Federal mine official: methane gas may be bubbling up in area of WVa mine hit by deadly blast

By Tim Huber, AP
Wednesday, August 25, 2010

Federal official: Gas may be bubbling in WVa mine

CHARLESTON, W.Va. — Methane gas may be bubbling up in a flooded area of West Virginia’s Upper Big Branch mine where 29 men died in an April 5 explosion, a federal mine regulator said Wednesday.

Kevin Stricklin, an official with the federal Mine Safety and Health Administration, said several feet of water have kept investigators from searching that area of the Massey Energy mine near where nine of the victims were found.

Stricklin said the bubbling water probably signals the presence of methane.

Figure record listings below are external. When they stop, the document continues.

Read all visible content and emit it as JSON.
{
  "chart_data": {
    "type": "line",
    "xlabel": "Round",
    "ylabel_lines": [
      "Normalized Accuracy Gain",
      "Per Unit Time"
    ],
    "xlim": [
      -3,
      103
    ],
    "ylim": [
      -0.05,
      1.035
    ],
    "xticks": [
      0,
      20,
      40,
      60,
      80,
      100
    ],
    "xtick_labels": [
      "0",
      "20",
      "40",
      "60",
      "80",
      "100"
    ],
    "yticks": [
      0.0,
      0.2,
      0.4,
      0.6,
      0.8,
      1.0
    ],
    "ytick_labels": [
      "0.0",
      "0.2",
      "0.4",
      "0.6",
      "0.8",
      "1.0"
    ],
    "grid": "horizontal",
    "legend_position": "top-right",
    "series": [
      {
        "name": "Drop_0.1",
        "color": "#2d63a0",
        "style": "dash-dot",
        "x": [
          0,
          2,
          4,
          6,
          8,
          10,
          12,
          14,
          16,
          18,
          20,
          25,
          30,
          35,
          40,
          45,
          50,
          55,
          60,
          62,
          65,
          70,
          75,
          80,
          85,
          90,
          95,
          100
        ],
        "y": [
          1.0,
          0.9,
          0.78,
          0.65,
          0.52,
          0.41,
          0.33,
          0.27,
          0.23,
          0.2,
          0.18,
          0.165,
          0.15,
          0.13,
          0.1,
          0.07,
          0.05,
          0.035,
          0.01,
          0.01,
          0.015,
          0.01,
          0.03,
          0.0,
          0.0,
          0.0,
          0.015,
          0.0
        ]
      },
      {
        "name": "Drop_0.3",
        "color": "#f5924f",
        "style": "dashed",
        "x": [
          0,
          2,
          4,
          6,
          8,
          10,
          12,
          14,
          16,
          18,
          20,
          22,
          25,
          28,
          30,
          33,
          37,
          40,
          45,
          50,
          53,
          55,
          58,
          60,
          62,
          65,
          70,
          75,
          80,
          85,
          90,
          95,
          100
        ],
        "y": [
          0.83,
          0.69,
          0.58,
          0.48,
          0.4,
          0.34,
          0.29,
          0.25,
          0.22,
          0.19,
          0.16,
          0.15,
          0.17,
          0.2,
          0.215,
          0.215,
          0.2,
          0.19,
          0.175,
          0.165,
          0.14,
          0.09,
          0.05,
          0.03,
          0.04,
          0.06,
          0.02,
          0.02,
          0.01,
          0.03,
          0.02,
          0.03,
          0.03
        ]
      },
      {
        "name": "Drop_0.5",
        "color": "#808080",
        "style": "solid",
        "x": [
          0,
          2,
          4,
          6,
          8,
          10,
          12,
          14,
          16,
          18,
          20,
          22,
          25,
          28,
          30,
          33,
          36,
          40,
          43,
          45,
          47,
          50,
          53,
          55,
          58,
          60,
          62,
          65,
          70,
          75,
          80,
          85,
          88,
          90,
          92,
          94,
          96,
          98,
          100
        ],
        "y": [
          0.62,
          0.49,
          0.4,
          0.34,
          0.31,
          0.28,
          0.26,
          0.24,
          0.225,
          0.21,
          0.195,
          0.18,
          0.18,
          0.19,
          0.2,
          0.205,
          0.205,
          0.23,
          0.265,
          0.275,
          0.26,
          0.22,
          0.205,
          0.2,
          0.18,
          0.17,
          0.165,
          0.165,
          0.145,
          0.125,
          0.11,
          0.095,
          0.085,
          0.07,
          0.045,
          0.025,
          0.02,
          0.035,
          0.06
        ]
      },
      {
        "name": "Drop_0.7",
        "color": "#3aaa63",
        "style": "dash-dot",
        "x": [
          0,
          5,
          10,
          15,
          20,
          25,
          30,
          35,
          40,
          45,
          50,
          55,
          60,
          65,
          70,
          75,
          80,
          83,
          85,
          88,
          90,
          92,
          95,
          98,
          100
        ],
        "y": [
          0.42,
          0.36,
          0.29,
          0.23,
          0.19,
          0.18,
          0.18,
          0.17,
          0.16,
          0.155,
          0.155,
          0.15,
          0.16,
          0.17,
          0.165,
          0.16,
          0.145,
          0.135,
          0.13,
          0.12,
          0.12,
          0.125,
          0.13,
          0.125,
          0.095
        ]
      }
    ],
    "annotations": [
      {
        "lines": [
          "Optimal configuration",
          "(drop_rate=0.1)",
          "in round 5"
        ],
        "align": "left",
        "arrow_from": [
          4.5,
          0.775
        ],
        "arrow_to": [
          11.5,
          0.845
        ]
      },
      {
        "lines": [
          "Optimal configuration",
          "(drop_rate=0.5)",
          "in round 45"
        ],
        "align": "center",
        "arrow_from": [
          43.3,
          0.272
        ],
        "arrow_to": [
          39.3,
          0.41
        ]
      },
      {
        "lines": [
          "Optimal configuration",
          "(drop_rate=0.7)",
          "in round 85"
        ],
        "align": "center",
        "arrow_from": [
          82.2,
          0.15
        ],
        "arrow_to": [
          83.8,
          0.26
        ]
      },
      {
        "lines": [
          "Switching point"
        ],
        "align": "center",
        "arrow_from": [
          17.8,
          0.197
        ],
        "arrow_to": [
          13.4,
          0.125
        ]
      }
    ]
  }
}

But he cautioned that methane is frequently found seeping from coal seams in underground mines and that the explosion may not have begun there.

Officially, the cause of the explosion hasn’t been determined, but MSHA said it suspected methane and coal dust in a preliminary report delivered last April to President Barack Obama.

Investigators have mapped about 90 percent of the mine even though water has kept them from searching two underground areas, said Stricklin, MSHA’s administrator of coal mine safety and health.

Both areas are lower than surrounding areas of the mine and haven’t been pumped out since the April 5 blast, he said, adding authorities hope to begin draining the larger of the two areas this week in seeking clues to the disaster.

The mine has about 12 miles of underground workings.

The agency has signaled much work remains in the investigation, including about 50 more interviews and testing on electrical equipment.

MSHA said it has interviewed 197 witnesses, collected hundreds of pieces of evidence, taken more than 3,000 photographs and tested 1,800 dust samples.